CVD growth of the nanostructured Ni3S2 thin films as efficient electrocatalyst for hydrogen evolution reaction

The development of low cost and earth abundant electrocatalyst with high performance and desirable stability for hydrogen evolution reaction (HER) is an important issue in energy applications. Nickel sulfide thin films (NiS x ) are formed on conductive nickel foam substrates via chemical vapor deposition (CVD) at 300 °C under low pressure condition. A single phase of Ni 3 S 2 was produced by controlling the ratio of precursors. X-ray diffraction (XRD), field emission scanning electron spectroscopy (FESEM), X-ray photoelectron spectroscopy (XPS) and electrochemical measurements were conducted to characterize and compare properties of the samples.

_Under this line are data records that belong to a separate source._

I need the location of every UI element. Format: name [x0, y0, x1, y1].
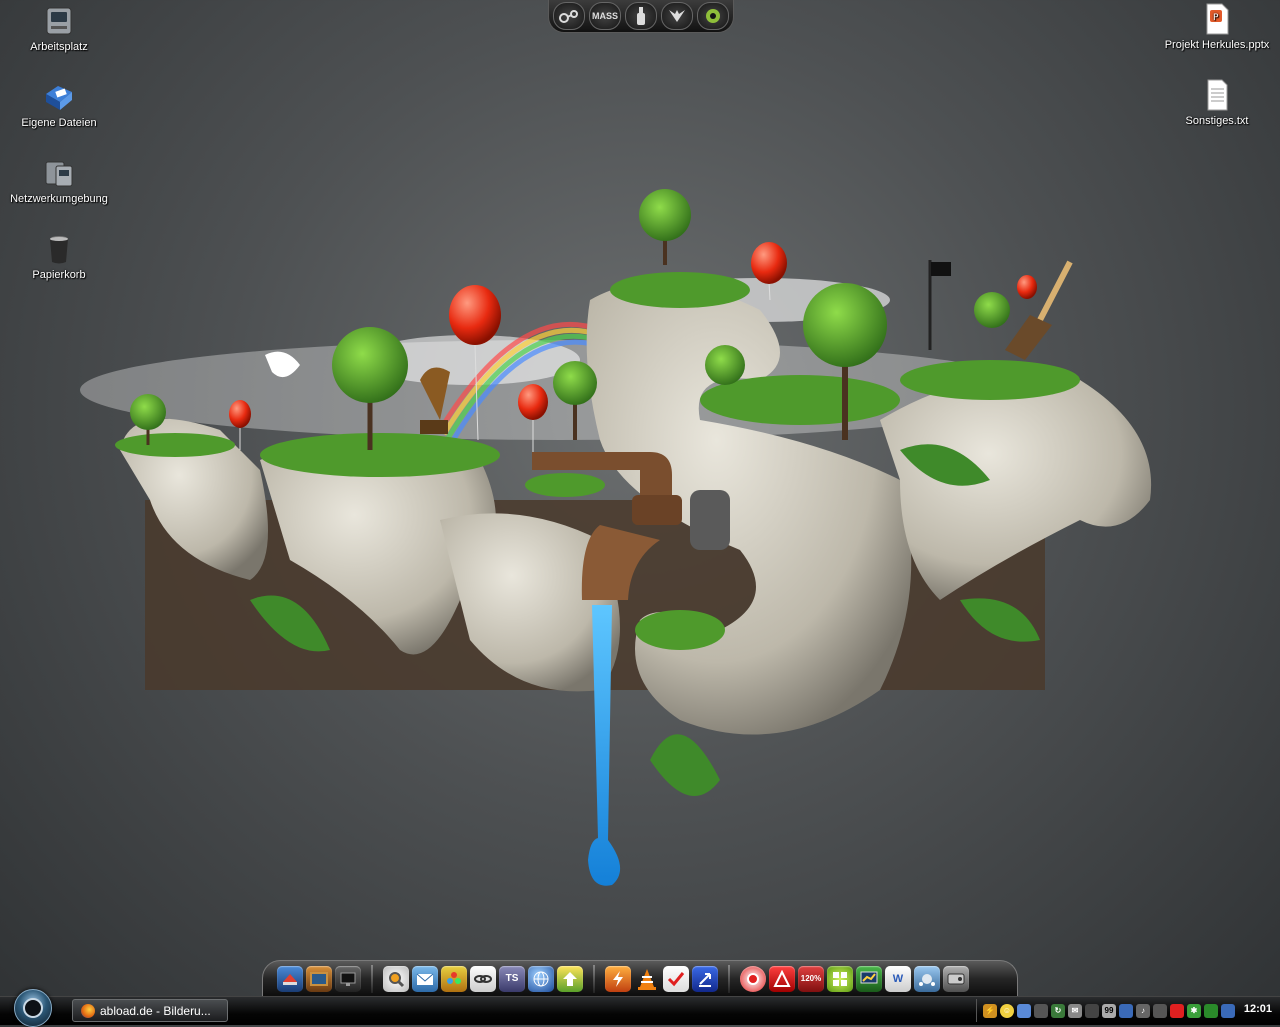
start-button[interactable]	[14, 989, 52, 1027]
network-icon	[42, 156, 76, 190]
tray-counter-icon[interactable]: 99	[1102, 1003, 1116, 1018]
tray-volume-icon[interactable]: ♪	[1136, 1003, 1150, 1018]
tray-messenger-icon[interactable]	[1034, 1003, 1048, 1018]
bottle-icon[interactable]	[625, 2, 657, 30]
svg-text:P: P	[1213, 13, 1219, 23]
wings-icon[interactable]	[661, 2, 693, 30]
checklist-icon[interactable]	[663, 965, 689, 992]
desktop-icon-netzwerkumgebung[interactable]: Netzwerkumgebung	[4, 156, 114, 205]
flower-icon[interactable]	[441, 965, 467, 992]
desktop-icon-label: Arbeitsplatz	[30, 41, 88, 53]
chart-display-icon[interactable]	[856, 965, 882, 992]
tray-nvidia-icon[interactable]	[1204, 1003, 1218, 1018]
tray-display-icon[interactable]	[1221, 1003, 1235, 1018]
red-circle-icon[interactable]	[740, 965, 766, 992]
desktop-icon-label: Sonstiges.txt	[1185, 115, 1249, 127]
word-icon[interactable]: W	[885, 965, 911, 992]
dock-group-system	[277, 965, 361, 992]
dock-separator	[593, 964, 595, 993]
tray-antivirus-icon[interactable]	[1170, 1003, 1184, 1018]
globe-icon[interactable]	[528, 965, 554, 992]
dock-separator	[371, 964, 373, 993]
taskbar-window-title: abload.de - Bilderu...	[100, 1003, 211, 1018]
tray-wifi-icon[interactable]	[1153, 1003, 1167, 1018]
documents-folder-icon	[42, 80, 76, 114]
desktop-icon-papierkorb[interactable]: Papierkorb	[4, 232, 114, 281]
magnifier-icon[interactable]	[383, 965, 409, 992]
taskbar: abload.de - Bilderu... ⚡ ☺ ↻ ✉ 99 ♪ ✱ 12…	[0, 989, 1280, 1027]
system-tray: ⚡ ☺ ↻ ✉ 99 ♪ ✱ 12:01	[976, 999, 1280, 1022]
picture-frame-icon[interactable]	[306, 965, 332, 992]
spore-icon[interactable]	[697, 2, 729, 30]
tray-mail-icon[interactable]: ✉	[1068, 1003, 1082, 1018]
top-dock: MASS	[548, 0, 734, 33]
desktop-icon-label: Projekt Herkules.pptx	[1164, 39, 1270, 51]
disk-icon[interactable]	[943, 965, 969, 992]
steam-icon[interactable]	[553, 2, 585, 30]
transfer-icon[interactable]	[692, 965, 718, 992]
computer-icon	[42, 4, 76, 38]
tray-settings-icon[interactable]: ✱	[1187, 1003, 1201, 1018]
desktop-icon-projekt-herkules[interactable]: P Projekt Herkules.pptx	[1162, 2, 1272, 51]
monitor-icon[interactable]	[335, 965, 361, 992]
dock-group-apps: TS	[383, 965, 583, 992]
bottom-dock: TS 120% W	[262, 960, 1018, 996]
text-file-icon	[1200, 78, 1234, 112]
tray-app-icon[interactable]	[1017, 1003, 1031, 1018]
desktop-icon-label: Netzwerkumgebung	[10, 193, 108, 205]
dock-group-utilities: 120% W	[740, 965, 969, 992]
acrobat-icon[interactable]	[769, 965, 795, 992]
lightning-icon[interactable]	[605, 965, 631, 992]
display-icon[interactable]: 120%	[798, 965, 824, 992]
desktop-icon-sonstiges[interactable]: Sonstiges.txt	[1162, 78, 1272, 127]
desktop-icon-label: Eigene Dateien	[21, 117, 97, 129]
app-icon-1[interactable]	[277, 965, 303, 992]
network-share-icon[interactable]	[914, 965, 940, 992]
start-orb-icon	[23, 998, 43, 1018]
recycle-bin-icon	[42, 232, 76, 266]
desktop-icon-label: Papierkorb	[32, 269, 86, 281]
tray-printer-icon[interactable]	[1085, 1003, 1099, 1018]
ts-icon[interactable]: TS	[499, 965, 525, 992]
tray-smiley-icon[interactable]: ☺	[1000, 1003, 1014, 1018]
desktop-wallpaper	[80, 189, 1152, 886]
tray-sync-icon[interactable]: ↻	[1051, 1003, 1065, 1018]
firefox-icon	[81, 1003, 95, 1018]
tray-network-icon[interactable]	[1119, 1003, 1133, 1018]
yellow-arrow-icon[interactable]	[557, 965, 583, 992]
desktop-icon-arbeitsplatz[interactable]: Arbeitsplatz	[4, 4, 114, 53]
dock-group-tools	[605, 965, 718, 992]
powerpoint-file-icon: P	[1200, 2, 1234, 36]
tray-lightning-icon[interactable]: ⚡	[983, 1003, 997, 1018]
mosaic-icon[interactable]	[827, 965, 853, 992]
vlc-cone-icon[interactable]	[634, 966, 660, 992]
mail-icon[interactable]	[412, 965, 438, 992]
taskbar-window-button[interactable]: abload.de - Bilderu...	[72, 999, 228, 1022]
mass-effect-icon[interactable]: MASS	[589, 2, 621, 30]
dock-separator	[728, 964, 730, 993]
desktop-icon-eigene-dateien[interactable]: Eigene Dateien	[4, 80, 114, 129]
taskbar-clock[interactable]: 12:01	[1244, 1003, 1272, 1015]
link-icon[interactable]	[470, 965, 496, 992]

According to XRD and XPS data analysis, the growth of single phase and surface chemical composition of the Ni 3 S 2 was confirmed on the substrate. The results showed that by changing the molar ratio of S/Ni, nickel sulfides are crystalized in different phases including Ni 3 S 4 , NiS and Ni 3 S 2 . Electrochemical measurements conducted for HER activity showed that the Ni 3 S 2 phase has the lowest overpotential, 116 mV vs. RHE, in comparison with two other phases (NiS and Ni 3 S 4 ). Ni 3 S 2 possesses many accessible active sites with a relative electrochemical surface area of about 83. Finally, the Tafel slopes for Ni 3 S 2 , NiS and Ni 3 S 4 were obtained to be 96, 154 and 197 mV/dec, respectively. • Chemical vapor deposition (CVD) is used to grow single phase Ni 3 S 2 thin films by controlling the ratio of precursors. • XRD, FESEM, EDX, XPS and electrochemical measurements are applied to determine properties of the deposited samples. • The measured overpotential for the Ni 3 S 2 thin film is achieved at 116 mV versus reversible hydrogen electrode, that is the lowest among other phases. • Tafel slopes for Ni 3 S 2 , NiS and Ni 3 S 4 are obtained at 96, 154 and 197 mV/dec, respectively.